Les cliniciens et les scientifiques qui connaissent depuis longtemps les tempêtes de cytokines savent aussi que de nombreux facteurs peuvent être impliqués dans leur déclenchement, et que seuls quelques traitements peuvent les ralentir. Maintenant, une équipe de Cincinnati Children's rapporte un succès précoce dans la maîtrise de certaines tempêtes de cytokines en perturbant les signaux émanant des cellules T activées dans notre système immunitaire. 

Des résultats détaillés ont été publiés le 21 janvier 2022 dans Science Immunology. L'étude a trois auteurs principaux : Margaret McDaniel, Aakanksha Jain et Amanpreet Singh Chawla, PhD, tous anciennement avec Cincinnati Children's. L'auteur principal correspondant était Chandrashekhar Pasare, DVM, PhD, professeur, division d'immunobiologie et codirecteur du centre pour l'inflammation et la tolérance à Cincinnati Children's.

"Cette découverte est importante car nous avons montré, chez la souris, que les voies inflammatoires systémiques impliquées dans ce type de tempête de cytokines induites par les lymphocytes T peuvent être atténuées", déclare Pasare. "Des travaux supplémentaires seront nécessaires pour confirmer que l'approche que nous avons utilisée chez la souris peut également être sûre et efficace pour l'homme. Mais maintenant, nous avons un objectif clair à poursuivre.

Qu'est-ce qu'une tempête de cytokines ?

Les cytokines sont de minuscules protéines sécrétées par pratiquement tous les types de cellules. Des dizaines de cytokines connues remplissent un éventail de fonctions vitales et normales. Dans le système immunitaire, les cytokines aident à guider les lymphocytes T et d'autres cellules immunitaires pour attaquer et éliminer les virus et bactéries envahissants ainsi que pour combattre le cancer.

Mais parfois, une «tempête» de cytokines résulte d'un trop grand nombre de lymphocytes T dans la bataille. Le résultat peut être une inflammation excessive qui peut causer des dommages extrêmes, voire mortels, aux tissus sains.

La nouvelle recherche met en lumière le processus de signalisation au niveau moléculaire. L'équipe rapporte qu'il existe au moins deux voies indépendantes qui déclenchent l'inflammation dans le corps. Bien qu'il existe une voie d'inflammation bien connue et établie pour réagir aux envahisseurs extérieurs, ce travail décrit une voie moins comprise qui entraîne une activité immunitaire «stérile» ou non liée à une infection.

Des nouvelles pleines d'espoir pour les soins contre le cancer

Deux des développements les plus passionnants des soins contre le cancer de ces dernières années ont été le développement d'inhibiteurs de points de contrôle et de la thérapie par cellules T des récepteurs antigéniques chimériques (CAR-T).
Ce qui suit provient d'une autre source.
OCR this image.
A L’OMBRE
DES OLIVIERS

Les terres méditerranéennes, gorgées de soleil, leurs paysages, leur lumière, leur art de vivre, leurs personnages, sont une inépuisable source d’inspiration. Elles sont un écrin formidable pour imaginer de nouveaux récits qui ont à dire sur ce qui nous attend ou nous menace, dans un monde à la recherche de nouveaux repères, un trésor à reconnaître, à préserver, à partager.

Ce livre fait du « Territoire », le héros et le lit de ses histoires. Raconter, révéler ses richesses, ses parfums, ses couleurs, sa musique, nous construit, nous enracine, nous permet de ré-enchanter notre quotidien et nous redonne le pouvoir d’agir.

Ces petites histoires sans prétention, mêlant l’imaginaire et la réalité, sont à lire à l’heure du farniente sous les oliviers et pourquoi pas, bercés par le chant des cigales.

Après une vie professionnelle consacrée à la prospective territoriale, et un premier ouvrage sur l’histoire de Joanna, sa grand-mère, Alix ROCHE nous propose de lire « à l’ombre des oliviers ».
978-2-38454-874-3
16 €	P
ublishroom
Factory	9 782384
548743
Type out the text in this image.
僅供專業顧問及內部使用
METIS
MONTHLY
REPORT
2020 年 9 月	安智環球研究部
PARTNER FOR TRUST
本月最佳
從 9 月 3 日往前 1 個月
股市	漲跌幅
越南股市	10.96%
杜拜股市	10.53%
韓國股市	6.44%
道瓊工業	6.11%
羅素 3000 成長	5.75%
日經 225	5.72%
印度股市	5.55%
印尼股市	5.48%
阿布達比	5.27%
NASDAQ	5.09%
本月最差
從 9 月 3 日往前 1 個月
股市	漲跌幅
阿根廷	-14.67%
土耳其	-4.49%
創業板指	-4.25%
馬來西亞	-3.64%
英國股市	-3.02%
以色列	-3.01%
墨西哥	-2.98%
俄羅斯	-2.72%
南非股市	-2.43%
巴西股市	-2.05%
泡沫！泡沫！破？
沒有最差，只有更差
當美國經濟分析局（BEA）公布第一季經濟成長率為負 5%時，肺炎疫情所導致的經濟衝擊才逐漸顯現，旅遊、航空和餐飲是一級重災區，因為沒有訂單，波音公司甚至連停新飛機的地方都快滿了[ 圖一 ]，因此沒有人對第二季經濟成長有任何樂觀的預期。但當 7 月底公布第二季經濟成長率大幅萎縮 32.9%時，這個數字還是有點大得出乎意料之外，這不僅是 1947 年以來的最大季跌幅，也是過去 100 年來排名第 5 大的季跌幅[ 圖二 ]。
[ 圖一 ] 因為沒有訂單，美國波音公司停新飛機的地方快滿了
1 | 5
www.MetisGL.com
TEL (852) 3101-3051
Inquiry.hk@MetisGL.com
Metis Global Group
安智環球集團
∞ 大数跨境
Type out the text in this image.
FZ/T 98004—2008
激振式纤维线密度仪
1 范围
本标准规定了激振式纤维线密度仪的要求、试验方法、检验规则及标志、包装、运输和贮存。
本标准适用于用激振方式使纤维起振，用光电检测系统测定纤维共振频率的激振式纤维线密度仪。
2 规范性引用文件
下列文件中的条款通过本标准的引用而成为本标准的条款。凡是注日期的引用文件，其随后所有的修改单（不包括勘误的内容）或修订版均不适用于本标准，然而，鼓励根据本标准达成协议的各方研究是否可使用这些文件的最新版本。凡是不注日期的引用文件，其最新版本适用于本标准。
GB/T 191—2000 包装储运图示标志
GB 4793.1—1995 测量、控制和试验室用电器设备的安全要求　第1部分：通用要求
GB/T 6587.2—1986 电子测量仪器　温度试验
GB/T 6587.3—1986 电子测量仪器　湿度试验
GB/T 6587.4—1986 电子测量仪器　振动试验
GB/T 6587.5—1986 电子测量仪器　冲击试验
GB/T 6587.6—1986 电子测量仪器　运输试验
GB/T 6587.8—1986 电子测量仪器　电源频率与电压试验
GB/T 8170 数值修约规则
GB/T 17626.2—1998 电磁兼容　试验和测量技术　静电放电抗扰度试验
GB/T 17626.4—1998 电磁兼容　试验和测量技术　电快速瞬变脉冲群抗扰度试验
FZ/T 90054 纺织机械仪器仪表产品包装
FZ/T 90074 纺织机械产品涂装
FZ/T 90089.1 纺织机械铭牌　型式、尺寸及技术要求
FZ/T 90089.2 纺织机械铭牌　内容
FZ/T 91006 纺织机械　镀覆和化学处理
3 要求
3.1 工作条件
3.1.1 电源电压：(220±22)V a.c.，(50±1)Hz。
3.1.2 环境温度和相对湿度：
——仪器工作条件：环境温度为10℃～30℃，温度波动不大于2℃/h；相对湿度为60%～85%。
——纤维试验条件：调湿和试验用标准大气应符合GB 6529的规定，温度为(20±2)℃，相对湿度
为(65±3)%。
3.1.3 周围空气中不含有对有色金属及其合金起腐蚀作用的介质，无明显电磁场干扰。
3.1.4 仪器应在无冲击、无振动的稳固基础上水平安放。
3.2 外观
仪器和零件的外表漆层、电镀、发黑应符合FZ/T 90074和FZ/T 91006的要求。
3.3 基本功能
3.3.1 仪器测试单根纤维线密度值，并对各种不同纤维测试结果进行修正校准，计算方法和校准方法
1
Ces formes de traitement aident les lymphocytes T à détecter et à détruire les cellules cancéreuses qui échappaient auparavant aux défenses naturelles de l'organisme.

Plusieurs médicaments basés sur la technologie CAR-T sont approuvés pour le traitement des brevets luttant contre le lymphome diffus à grandes cellules B (DLBCL), le lymphome folliculaire, le lymphome à cellules du manteau, le myélome multiple et la leucémie aiguë lymphoblastique (LAL) à cellules B. Pendant ce temps. un certain nombre d'inhibiteurs de points de contrôle aident les personnes atteintes du cancer du poumon, du cancer du sein et de plusieurs autres tumeurs malignes. Ces traitements comprennent l'atezolizumab (Tecentriq), l'avelumab (Bavencio), le cémiplimab (Libtayo), le dostarlimab (Jemperli), le durvalumab (Imfinzi), l'ipilimumab (Yervoy), le nivolumab (Opdivo) et le pembrolizumab (Keytruda).

Cependant, pour certains patients, ces traitements peuvent permettre à des essaims de lymphocytes T voyous d'attaquer les tissus sains ainsi que le cancer. Dans une série d'expériences sur des souris et en laboratoire, l'équipe de recherche de Cincinnati Children's rapporte la recherche de la source de l'inflammation résultant de ce mauvais comportement des lymphocytes T et démontre un moyen de le prévenir.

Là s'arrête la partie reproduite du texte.